警察刑事执法权侵害公民隐私权的另外一种常见的情形是侦查机关不当地向社会公众尤其是媒体透露犯罪嫌疑人或被害人信息,如2013年被各种媒体疯炒的李天一等人强奸案,媒体对于未成年人犯罪案件大肆报道的行为本身便已违反了我国《未成年人保护法》和《预防青少年犯罪法》的相关规定,由于论述主题的原因,媒体的法律责任问题不在本文的讨论范围内,我们在这里要追问的是:是谁把该案件犯罪嫌疑人和被害人的信息透露给了媒体?侦查机关在这里显然难逃其咎,警察在行使刑事侦查权时可能根本就没有保护犯罪嫌疑人尤其是未成年犯罪嫌疑人以及强奸案件被害人隐私的意识。正如有学者指出的,警察刑事执法权领域普遍存在的漠视个人隐私的现象,可以从我国刑事诉讼立法中找到答案的一部分,即我国规范侦查行为的法律中,根本就没有保护公民隐私的规定,法律对侦查行为程序规范的要求还基本停留在关注人身权、自由权和财产权的层面之上。[4]
二、警察执法权与公民隐私权的协调
在上文列举的警察执法权与公民隐私权冲突的情形中,有些冲突是明显的违法冲突,即警察执法权侵害了公民的隐私权,如警察入户查处夫妻看黄牒、侦查机关散布刑事案件犯罪嫌疑人或被害人信息;而有些冲突则属于合法的冲突,如警察在紧急情形下为了排除危险或挽救伤病员而强行进入私人住宅。在这些情形下解决冲突的规则相对容易,即对公民私域内发生的各种未被法律禁止、未侵犯他人合法权益、也没有危害社会公共利益的行为,警察执法权不应进行干预,否则就可能构成对公民隐私权的侵害;在特定危急的情形下,为了公共安全或挽救他人的生命,允许警察执法权对公民的隐私进行一定的介入。然而由于客观上社会生活的复杂性和多变性,以及主观上公民隐私权内涵和外延的难以界定,导致现实中警察执法权和公民隐私权之间发生的大量冲突经常处于一种理论的模糊状态,即难以判断两者之间冲突的合法与非法状态。面对警察执法权与公民隐私权的冲突,我们必须承认这样的现实:警察执法权与公民隐私权之间是一对动态矛盾,需要根据社会现实协调两者之间的冲突,达到某种平衡。在协调两者之间的冲突时,首先要遵循的原则是人权保障原则,即警察执法权是保障包括公民隐私权在内的公民个体人权的必要手段,但在遵循特定实体规则和程序规则的前提下,警察执法权又优先于特定公民的隐私权。

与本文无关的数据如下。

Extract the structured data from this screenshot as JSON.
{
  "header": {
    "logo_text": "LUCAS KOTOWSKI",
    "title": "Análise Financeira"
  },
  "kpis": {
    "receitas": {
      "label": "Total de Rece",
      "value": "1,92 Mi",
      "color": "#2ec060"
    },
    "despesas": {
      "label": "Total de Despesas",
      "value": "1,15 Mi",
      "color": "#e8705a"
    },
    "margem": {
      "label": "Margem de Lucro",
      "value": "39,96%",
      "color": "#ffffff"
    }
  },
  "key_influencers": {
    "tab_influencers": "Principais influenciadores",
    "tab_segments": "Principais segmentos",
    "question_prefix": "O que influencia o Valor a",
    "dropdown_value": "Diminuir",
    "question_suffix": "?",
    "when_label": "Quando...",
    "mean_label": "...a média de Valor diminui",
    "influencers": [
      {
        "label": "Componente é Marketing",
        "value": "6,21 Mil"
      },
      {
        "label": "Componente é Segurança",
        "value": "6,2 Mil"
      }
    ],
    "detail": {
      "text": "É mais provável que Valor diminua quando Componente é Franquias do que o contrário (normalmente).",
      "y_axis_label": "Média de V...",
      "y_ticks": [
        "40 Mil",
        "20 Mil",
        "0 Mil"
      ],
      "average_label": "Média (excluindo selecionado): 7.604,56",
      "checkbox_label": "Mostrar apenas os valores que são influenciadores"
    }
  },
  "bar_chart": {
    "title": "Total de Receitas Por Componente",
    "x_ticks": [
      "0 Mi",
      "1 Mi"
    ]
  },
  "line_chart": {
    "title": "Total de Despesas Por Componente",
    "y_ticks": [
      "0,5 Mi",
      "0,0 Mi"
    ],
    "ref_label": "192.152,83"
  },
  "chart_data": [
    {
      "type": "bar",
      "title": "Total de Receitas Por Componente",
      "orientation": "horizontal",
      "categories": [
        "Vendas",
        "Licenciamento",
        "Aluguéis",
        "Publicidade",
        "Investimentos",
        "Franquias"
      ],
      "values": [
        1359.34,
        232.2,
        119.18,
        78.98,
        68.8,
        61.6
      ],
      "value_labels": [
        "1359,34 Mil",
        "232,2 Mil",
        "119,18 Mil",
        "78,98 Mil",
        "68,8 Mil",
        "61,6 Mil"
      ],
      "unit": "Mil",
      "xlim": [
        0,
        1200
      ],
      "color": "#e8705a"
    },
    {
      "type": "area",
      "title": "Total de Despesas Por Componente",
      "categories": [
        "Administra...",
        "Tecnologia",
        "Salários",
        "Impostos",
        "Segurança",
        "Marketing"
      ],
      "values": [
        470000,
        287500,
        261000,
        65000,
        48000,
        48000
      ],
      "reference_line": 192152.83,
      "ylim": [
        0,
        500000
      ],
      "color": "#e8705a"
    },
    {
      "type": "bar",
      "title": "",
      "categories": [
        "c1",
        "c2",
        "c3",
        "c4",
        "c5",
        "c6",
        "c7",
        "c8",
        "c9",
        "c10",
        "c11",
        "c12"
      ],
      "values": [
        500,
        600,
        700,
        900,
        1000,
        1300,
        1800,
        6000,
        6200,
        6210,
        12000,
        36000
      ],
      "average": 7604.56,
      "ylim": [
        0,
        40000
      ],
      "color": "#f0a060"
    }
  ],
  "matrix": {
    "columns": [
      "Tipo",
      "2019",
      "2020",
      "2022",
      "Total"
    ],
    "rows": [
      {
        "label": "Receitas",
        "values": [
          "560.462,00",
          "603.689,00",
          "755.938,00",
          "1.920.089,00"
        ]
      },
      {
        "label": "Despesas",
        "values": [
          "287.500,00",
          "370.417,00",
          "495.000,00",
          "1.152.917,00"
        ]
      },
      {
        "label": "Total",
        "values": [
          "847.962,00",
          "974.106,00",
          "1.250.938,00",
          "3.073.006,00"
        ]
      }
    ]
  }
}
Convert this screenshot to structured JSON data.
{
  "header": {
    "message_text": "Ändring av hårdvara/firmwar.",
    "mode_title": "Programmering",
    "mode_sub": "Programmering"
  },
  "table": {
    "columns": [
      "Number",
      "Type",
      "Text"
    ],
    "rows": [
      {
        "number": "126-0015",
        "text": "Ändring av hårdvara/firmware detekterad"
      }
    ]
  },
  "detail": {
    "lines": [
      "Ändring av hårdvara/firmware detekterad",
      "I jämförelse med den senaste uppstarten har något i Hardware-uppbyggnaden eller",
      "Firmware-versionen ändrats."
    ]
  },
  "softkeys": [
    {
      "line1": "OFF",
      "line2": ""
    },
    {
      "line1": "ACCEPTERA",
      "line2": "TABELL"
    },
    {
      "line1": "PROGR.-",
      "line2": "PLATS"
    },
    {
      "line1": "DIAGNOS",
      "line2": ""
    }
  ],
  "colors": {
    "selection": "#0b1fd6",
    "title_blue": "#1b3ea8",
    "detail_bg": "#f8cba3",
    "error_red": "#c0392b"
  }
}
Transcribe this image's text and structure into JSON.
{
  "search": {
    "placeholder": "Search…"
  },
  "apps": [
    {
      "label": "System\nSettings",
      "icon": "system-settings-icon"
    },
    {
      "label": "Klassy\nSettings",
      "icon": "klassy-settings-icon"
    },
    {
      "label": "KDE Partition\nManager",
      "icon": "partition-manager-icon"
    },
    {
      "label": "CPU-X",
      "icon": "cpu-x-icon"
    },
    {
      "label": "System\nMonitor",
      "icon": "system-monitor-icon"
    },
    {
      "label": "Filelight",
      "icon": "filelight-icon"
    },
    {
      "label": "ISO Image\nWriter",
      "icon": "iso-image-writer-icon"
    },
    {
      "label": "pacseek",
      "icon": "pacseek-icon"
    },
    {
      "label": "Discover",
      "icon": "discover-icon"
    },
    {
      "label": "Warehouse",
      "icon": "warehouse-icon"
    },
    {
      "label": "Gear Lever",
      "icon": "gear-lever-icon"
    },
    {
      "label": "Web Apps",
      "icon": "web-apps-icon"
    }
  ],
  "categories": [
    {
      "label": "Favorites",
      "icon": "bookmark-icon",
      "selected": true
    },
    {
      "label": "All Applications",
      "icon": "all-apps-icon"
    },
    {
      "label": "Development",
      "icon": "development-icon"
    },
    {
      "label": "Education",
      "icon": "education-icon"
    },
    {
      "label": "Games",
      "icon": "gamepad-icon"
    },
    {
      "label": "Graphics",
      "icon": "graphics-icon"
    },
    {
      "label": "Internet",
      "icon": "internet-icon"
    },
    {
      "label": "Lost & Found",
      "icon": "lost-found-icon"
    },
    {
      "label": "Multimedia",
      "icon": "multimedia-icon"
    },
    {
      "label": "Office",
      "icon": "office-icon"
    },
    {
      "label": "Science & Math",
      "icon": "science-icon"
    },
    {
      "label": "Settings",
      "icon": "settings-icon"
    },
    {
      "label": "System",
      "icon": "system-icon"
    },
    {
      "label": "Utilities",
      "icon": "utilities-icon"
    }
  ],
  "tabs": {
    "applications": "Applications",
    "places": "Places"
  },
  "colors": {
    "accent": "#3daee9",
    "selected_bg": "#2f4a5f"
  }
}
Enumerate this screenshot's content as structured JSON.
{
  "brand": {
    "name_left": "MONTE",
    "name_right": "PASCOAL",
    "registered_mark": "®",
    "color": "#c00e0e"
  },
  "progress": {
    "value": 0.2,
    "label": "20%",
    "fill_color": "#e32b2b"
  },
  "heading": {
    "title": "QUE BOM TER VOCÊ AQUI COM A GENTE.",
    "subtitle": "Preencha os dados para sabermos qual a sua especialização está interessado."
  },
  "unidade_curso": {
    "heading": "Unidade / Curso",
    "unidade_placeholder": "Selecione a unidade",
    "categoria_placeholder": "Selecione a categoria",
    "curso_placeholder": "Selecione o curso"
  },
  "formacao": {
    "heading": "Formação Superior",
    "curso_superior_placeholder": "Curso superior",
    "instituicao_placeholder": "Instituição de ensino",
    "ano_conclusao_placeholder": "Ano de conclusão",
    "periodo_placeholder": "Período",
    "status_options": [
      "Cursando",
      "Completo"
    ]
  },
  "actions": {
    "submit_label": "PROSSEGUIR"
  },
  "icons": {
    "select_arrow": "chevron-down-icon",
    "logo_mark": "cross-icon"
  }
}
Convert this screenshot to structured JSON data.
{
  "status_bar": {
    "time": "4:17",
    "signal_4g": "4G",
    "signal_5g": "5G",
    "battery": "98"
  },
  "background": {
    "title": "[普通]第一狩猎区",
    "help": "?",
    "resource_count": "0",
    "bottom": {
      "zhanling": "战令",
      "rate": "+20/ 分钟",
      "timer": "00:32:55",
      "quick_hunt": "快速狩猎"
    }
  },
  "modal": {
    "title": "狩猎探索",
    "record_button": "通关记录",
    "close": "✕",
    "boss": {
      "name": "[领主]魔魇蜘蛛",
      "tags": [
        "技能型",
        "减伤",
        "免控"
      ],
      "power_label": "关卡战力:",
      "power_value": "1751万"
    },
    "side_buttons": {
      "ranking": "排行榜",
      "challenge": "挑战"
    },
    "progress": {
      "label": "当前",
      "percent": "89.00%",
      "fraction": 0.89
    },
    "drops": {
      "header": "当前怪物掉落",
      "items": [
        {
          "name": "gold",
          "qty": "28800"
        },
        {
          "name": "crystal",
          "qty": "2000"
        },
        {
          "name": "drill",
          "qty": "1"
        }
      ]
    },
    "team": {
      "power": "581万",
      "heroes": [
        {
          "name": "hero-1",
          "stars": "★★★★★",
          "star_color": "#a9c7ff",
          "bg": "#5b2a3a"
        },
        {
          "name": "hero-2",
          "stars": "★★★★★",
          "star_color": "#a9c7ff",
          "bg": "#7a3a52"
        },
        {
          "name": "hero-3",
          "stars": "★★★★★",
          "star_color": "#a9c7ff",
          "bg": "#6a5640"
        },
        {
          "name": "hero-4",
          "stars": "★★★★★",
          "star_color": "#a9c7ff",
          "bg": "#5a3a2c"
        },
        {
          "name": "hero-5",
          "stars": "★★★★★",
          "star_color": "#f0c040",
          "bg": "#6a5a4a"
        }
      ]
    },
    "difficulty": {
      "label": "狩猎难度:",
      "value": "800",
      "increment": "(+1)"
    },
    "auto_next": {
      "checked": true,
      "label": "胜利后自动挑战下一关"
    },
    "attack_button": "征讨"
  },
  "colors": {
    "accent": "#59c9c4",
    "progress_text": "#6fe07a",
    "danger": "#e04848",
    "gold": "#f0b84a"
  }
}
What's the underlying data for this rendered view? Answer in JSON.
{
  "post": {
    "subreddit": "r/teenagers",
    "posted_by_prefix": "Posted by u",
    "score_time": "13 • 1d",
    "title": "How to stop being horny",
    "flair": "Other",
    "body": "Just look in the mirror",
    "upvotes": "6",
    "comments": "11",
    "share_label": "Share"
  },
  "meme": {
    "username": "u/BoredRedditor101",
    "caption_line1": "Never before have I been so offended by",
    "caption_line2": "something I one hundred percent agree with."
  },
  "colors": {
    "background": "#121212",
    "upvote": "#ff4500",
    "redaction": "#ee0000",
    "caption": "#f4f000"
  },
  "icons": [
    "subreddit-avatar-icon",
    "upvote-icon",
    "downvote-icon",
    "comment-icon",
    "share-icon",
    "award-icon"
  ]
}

(一)警察执法权是保障包括隐私权在内的个体公民人权的必要手段。在警察执法权和公民隐私权这一对矛盾统一体中,两者关系的基本点是:警察执法权服从于包括隐私权在内的人权保障的目的,是人权保障的基本手段。因为人权作为人类政治文明和制度设计的最高理想,是构成法治社会最基本的内容,而警察执法权则是维持社会秩序和公共安全的必要工具。[5]只有出于保护公共利益或维持公共秩序的需要,才能行使警察执法权,而对于公民私人领域,警察执法权不得介入。这一原则要求警察在执法过程中尤其是行政执法过程中要有尊重公民隐私的自觉意识,对于公民私生活的范围不能越权进行干预;该原则同时还要求警察对于在执法过程中获取的公民隐私,如在行政执法过程中获取的违法行为人的隐私以及在刑事执法过程中获取的犯罪嫌疑人或被害人的隐私负有保护义务,不能传播或利用。
然而,我国现有的相关法律法规仅仅为警察设定了不得任意干预公民私生活的消极义务,对于警察如何保障公民隐私这一积极义务却无明确的规定,导致现实生活中警察对公民隐私保护的不足。如实践中公民的身体权或财产权遭到他人的非法侵害,警察机关可以以故意伤害或盗窃为理由进行立案,并对违法或犯罪行为人依法采取措施;而如果公民隐私权遭到其他人的不法侵害,如对于违法传播他人隐私的行为,警察机关一般不会直接对行为人进行处罚,而是建议受害人向人民法院以侵犯隐私权为由进行民事诉讼或以侮辱罪为由进行刑事自诉。警察机关保护公民隐私权职责的不足使得警察执法权保障公民隐私的效果大打折扣,因此应当通过立法明确为警察设定保护公民隐私的积极义务。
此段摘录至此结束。